After a restful Friday night (it was under 20 degrees, I didn’t leave the room), I had a double show Saturday night. I went out and got some seafood (the headliner got lobster that looked delicious, my fish was apparently dropped on my plate from a passing seagull). We walked in and the manager was the nicest person I have ever met ever. He handed us menus, showed us the sound system, offered us a tour of the facilities, and so on. Nice – this is going to be a good night. Then the show started.
I did about a 60% good set, which is horrible. The small crowd just wasn’t feeling it. I felt a little better when it went about the same for the headliner. This may have been a sign, but right before show two, the manager said “You can go short if you want to.” Thanks…wait a minute…that sounds like, oh well. I’ll kick ass, don’t worry about me! I proceeded to experience a show about as pleasurable as smearing pheromones on myself and jumping into the gorilla house at the zoo. I don’t know if smearing is how one applies pheromones, but you get the point.

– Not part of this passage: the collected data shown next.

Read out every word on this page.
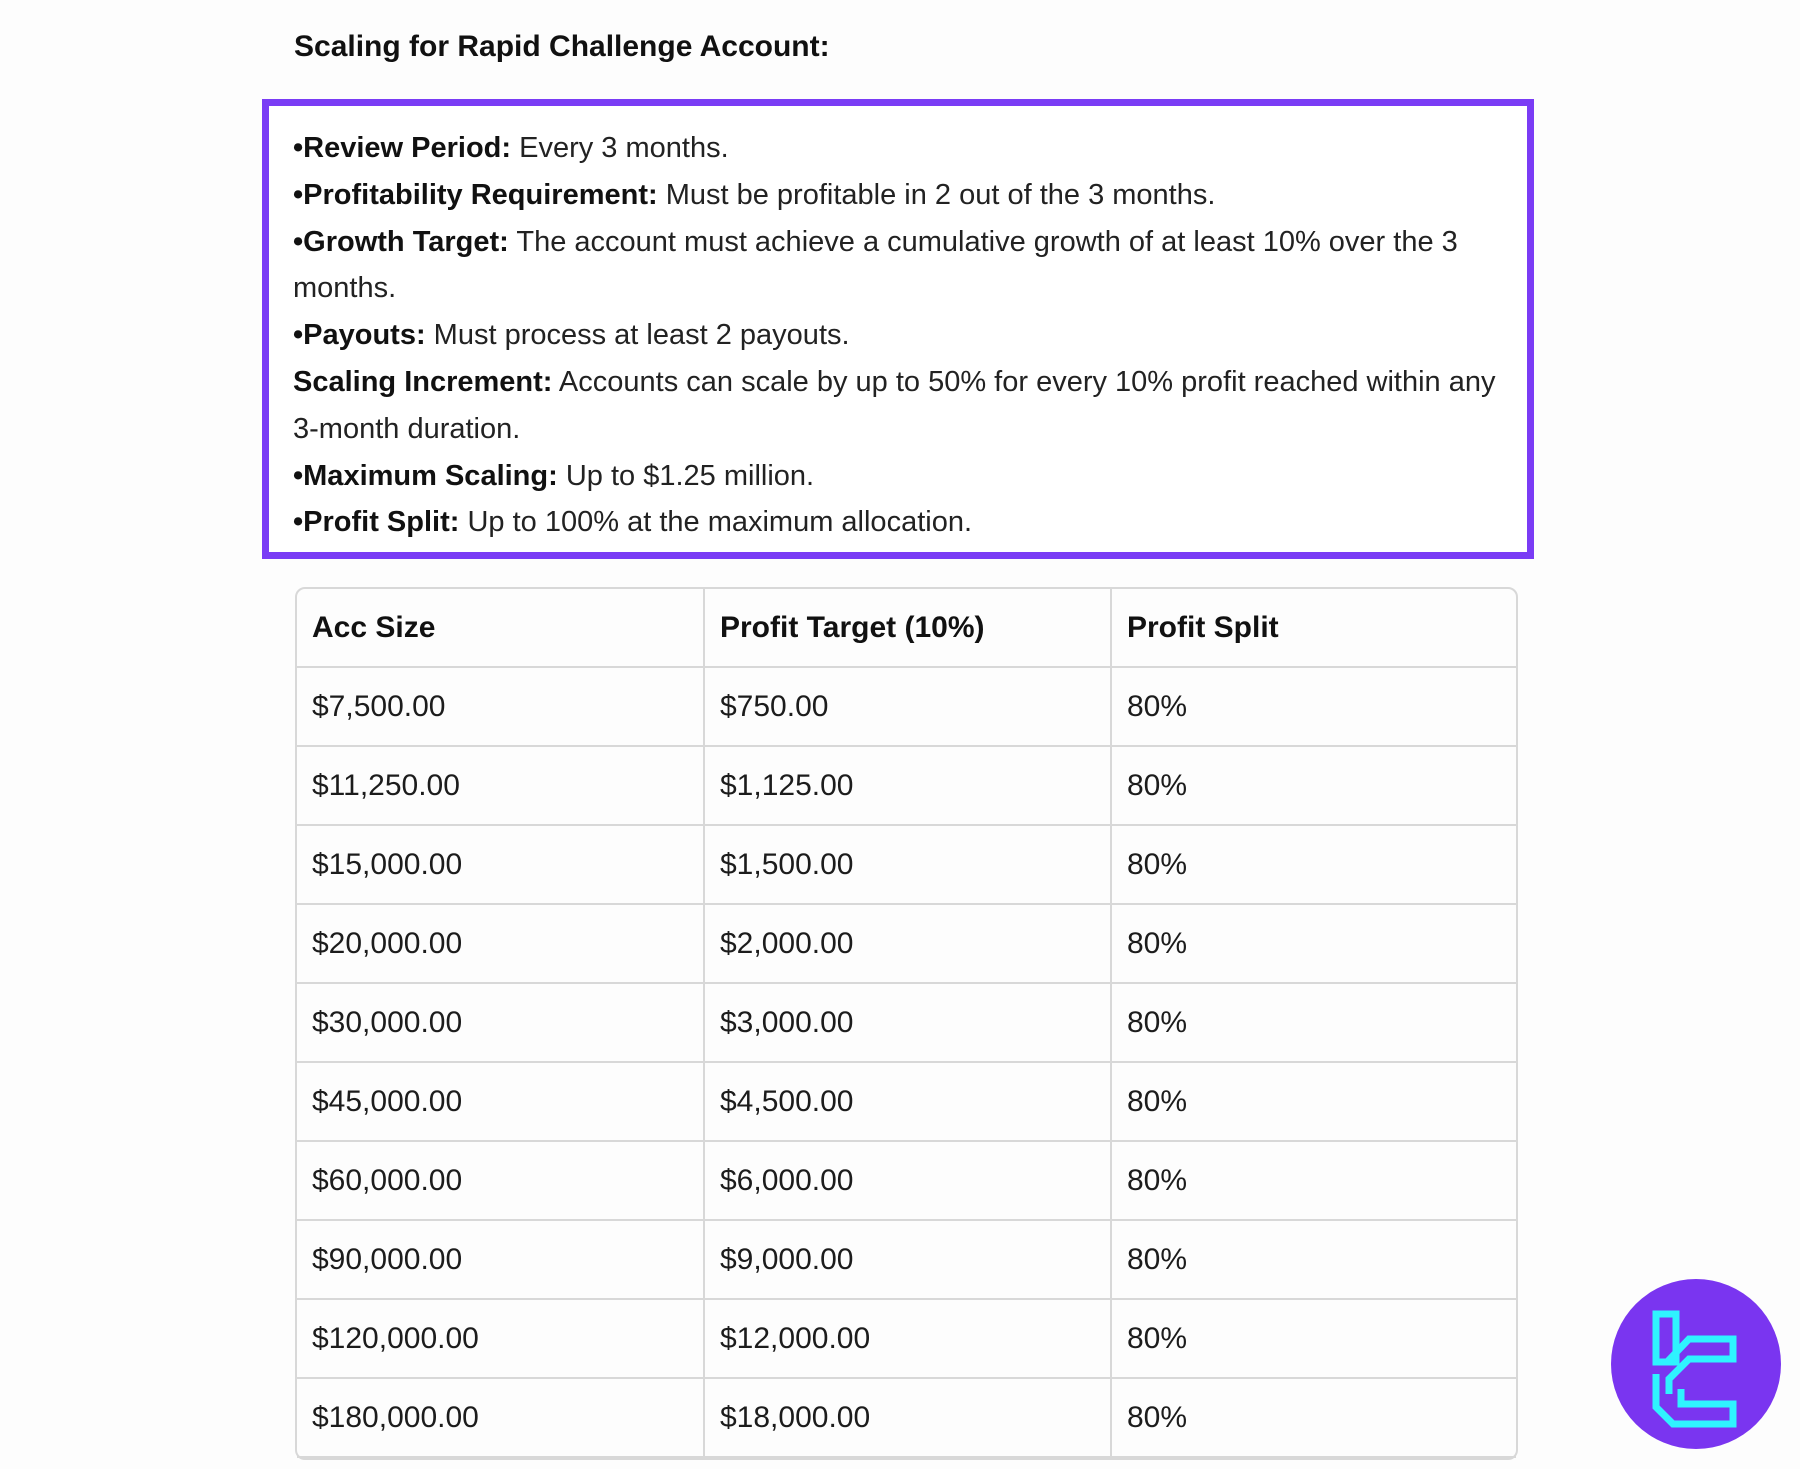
Scaling for Rapid Challenge Account:
•Review Period: Every 3 months.
•Profitability Requirement: Must be profitable in 2 out of the 3 months.
•Growth Target: The account must achieve a cumulative growth of at least 10% over the 3 months.
•Payouts: Must process at least 2 payouts.
Scaling Increment: Accounts can scale by up to 50% for every 10% profit reached within any 3-month duration.
•Maximum Scaling: Up to $1.25 million.
•Profit Split: Up to 100% at the maximum allocation.
Acc Size	Profit Target (10%)	Profit Split
$7,500.00	$750.00	80%
$11,250.00	$1,125.00	80%
$15,000.00	$1,500.00	80%
$20,000.00	$2,000.00	80%
$30,000.00	$3,000.00	80%
$45,000.00	$4,500.00	80%
$60,000.00	$6,000.00	80%
$90,000.00	$9,000.00	80%
$120,000.00	$12,000.00	80%
$180,000.00	$18,000.00	80%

A (shockingly) sober middle aged Wisconsin douche kept replying to everything I said. “You guys drinking tonight?” “Yeah, a little bit.” “Thanks sir, you know you don’t actually have to answer every question with a complete sentence.” “Oh, OK, well you asked!” At one point, I may have made an allusion to hurting people after the show, but I don’t think they got it. Another lady let her phone ring – all the way to voice mail. “That sure is a long ring tone!” She said merely said, “Yes, it’s pretty long.” Me: “That wasn’t an observation, it was sarcasm…think you could silence your phone next time?” Once the headliner was done, he yelled, “Thank you, you’ve been a car payment!” I thought that was funny. It was so bad, I didn’t even try to sell shit after the show. Whatever fragment of pride I had left was apparently very strong. Or shame, actually, it’s probably shame. I can’t tell the difference anymore.